Is it Possible for Your Loan to be Written Off?
It can seem unfair to borrow money and then avoid paying it back. Remember, the lender has trusted you and provided you with a significant amount of money upfront.
However, there are some cases where your loan can be written off for valid reasons. One valid reason is if you have gone through bankruptcy or if you have received additional loans or top-ups without any further checks by the lender. If these top-ups or extensions were instantly approved, it may indicate that it was a no credit check loan, which could potentially make the loan void.
It is important not to assume that your loan has been written off. To confirm this, you should reach out to your lender and request written confirmation that there is no longer any outstanding balance.

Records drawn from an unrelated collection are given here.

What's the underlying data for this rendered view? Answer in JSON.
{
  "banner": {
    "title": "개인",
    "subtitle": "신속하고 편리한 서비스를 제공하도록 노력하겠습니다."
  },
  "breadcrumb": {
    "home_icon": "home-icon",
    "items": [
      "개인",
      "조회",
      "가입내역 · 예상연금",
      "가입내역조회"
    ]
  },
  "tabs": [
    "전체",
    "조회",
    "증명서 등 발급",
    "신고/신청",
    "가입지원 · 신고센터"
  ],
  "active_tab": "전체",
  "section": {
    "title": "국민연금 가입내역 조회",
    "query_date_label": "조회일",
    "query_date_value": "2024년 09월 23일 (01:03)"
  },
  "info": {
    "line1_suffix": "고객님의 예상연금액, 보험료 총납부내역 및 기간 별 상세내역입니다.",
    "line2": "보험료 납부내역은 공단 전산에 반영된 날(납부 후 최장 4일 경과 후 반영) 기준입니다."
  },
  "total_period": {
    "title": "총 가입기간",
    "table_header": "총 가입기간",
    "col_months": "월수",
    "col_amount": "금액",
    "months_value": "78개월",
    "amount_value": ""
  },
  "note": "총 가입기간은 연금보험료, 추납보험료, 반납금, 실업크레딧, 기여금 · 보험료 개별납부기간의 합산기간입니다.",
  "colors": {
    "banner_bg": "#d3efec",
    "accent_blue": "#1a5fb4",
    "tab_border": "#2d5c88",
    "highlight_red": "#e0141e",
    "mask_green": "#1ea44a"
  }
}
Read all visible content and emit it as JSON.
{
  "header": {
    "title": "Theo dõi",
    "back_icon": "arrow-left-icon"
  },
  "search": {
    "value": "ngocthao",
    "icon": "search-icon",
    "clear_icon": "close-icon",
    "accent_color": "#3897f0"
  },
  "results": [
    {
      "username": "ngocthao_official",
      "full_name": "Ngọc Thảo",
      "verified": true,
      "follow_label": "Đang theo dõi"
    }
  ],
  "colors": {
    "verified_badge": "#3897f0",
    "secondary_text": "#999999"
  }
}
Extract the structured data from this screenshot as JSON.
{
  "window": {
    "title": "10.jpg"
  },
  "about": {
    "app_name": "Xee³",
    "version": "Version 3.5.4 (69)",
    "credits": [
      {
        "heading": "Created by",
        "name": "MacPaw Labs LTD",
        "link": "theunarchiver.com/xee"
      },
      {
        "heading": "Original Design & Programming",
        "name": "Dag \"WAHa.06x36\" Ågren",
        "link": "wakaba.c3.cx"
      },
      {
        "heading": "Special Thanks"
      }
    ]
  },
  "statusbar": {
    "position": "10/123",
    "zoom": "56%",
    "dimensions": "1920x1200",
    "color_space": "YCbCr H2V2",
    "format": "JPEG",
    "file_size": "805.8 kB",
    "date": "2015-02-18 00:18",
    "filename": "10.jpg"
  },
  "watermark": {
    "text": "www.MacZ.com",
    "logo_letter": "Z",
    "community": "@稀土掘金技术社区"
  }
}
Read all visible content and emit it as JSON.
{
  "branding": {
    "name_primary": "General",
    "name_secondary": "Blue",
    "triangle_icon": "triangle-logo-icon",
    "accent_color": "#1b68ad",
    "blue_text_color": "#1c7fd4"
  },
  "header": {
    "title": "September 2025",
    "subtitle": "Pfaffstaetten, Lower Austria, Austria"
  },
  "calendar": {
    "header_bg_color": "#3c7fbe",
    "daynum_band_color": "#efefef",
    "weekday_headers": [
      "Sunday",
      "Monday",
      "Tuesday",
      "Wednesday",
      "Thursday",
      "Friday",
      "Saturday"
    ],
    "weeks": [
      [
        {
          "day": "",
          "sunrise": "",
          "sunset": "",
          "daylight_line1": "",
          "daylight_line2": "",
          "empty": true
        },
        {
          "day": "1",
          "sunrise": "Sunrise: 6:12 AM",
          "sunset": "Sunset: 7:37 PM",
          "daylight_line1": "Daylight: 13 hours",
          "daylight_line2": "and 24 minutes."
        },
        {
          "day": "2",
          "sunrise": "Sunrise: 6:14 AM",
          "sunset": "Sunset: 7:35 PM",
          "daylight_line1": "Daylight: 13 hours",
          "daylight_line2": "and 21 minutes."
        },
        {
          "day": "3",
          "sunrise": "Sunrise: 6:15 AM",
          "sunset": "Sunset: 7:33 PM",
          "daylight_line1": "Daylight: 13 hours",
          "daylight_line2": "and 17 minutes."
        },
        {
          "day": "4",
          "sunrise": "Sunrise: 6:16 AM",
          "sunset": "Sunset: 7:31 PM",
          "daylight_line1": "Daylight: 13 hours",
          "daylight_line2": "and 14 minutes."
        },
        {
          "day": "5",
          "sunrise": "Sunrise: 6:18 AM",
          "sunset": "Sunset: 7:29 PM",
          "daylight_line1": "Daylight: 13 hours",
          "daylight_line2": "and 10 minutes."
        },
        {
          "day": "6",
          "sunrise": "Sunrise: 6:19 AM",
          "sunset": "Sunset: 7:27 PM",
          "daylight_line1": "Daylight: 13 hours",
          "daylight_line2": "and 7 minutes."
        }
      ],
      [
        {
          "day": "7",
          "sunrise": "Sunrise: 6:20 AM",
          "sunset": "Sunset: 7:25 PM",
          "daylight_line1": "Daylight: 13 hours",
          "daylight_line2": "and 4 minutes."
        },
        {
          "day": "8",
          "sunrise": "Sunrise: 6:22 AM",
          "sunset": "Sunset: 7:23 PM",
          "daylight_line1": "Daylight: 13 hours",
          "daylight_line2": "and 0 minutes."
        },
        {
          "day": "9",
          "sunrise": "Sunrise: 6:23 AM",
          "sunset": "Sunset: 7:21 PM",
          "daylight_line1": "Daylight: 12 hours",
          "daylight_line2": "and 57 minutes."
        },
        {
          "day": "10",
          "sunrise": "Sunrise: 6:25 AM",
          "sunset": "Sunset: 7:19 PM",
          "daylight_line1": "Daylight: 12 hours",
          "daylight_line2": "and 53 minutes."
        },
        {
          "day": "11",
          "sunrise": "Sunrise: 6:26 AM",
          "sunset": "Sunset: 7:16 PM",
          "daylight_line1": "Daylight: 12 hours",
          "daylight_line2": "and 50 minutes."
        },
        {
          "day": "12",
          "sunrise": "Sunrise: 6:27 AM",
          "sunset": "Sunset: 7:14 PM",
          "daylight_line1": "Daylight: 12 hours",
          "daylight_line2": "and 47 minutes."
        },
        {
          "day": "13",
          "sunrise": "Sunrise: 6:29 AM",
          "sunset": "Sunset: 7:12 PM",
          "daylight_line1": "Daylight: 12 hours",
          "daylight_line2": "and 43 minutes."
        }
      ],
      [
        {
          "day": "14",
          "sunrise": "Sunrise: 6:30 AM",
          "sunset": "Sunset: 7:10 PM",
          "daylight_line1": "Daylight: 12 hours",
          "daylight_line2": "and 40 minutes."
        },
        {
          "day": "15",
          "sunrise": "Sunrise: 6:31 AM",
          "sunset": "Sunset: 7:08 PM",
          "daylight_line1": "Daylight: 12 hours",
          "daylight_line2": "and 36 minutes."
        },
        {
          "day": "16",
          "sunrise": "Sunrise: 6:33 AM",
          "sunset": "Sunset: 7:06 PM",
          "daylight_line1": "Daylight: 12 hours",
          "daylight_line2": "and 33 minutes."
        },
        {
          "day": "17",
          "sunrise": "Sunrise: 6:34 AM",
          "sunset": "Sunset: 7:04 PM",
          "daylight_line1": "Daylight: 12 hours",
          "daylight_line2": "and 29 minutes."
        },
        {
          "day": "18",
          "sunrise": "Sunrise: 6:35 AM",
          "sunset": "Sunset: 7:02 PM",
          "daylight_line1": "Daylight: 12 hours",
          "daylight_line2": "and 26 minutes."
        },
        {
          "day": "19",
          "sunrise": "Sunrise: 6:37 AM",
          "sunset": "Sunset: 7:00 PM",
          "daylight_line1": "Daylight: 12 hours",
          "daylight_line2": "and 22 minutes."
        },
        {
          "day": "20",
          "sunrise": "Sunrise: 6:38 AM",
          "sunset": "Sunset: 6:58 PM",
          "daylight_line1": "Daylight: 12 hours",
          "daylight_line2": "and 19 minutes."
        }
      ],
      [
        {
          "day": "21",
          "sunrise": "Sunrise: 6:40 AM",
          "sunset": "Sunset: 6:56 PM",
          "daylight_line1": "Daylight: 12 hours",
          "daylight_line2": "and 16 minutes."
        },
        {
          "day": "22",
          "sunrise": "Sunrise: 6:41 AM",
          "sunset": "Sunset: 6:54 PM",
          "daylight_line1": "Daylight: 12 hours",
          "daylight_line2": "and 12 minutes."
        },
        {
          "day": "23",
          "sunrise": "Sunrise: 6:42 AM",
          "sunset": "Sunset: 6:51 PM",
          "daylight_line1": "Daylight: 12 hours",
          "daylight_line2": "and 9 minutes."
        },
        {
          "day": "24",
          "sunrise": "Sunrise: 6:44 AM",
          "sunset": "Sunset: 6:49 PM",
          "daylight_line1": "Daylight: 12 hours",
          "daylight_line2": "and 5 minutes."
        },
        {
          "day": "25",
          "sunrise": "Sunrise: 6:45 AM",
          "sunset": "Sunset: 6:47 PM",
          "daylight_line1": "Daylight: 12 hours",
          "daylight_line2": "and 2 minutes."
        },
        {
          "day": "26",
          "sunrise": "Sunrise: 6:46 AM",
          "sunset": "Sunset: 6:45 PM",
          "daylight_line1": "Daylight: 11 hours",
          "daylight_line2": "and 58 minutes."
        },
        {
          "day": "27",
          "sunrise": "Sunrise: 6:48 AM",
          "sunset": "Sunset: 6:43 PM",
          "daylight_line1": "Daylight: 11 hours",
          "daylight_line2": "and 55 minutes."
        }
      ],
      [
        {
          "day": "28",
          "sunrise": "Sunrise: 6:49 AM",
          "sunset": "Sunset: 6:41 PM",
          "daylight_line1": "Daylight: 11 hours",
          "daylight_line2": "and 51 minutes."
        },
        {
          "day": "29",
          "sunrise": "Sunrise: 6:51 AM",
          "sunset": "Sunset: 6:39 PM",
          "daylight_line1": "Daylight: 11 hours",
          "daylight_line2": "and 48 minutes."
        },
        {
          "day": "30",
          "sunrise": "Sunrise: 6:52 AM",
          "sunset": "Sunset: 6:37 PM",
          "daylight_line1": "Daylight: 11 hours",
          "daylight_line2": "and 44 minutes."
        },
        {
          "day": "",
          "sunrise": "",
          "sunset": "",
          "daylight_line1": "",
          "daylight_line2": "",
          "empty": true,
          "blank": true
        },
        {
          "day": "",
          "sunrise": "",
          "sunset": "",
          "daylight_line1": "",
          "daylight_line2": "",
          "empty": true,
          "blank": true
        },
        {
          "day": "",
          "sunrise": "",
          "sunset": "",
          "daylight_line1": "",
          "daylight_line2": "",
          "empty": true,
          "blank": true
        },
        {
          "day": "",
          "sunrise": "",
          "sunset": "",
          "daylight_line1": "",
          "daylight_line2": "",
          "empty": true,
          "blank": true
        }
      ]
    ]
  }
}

A Helpful Guide on How to Have Your Loan Written Off
Step 1: Communicate with Your Lender
To start the process, it’s important to engage with your lender. Ignoring their emails, calls, and letters will only result in additional fees being added. Take the initiative to speak with them and discuss your situation. Be transparent about any bankruptcy or unemployment status. If you can only afford small amounts, come up with a plan (see plan below).
Step 2: Establish an Arrangement
An arrangement is a common method to gradually pay off an outstanding loan. This approach is recognized by all lenders. If you cannot make a one-time payment of $100, for example, consider paying off $20 per month for 5 months. Keep in mind that your credit score might be slightly affected, but this formal arrangement will eventually lead to your loan being written off.
Step 3: Present Your Case
If you believe that you were eligible for loans, credit, or top-ups based on your financial position, mental health, income, or employment level, you can consult with an attorney to formally present your case for having the loan written off. This approach has proven successful in the UK and can serve as a means to explore your options, especially if you owe a significant amount of money.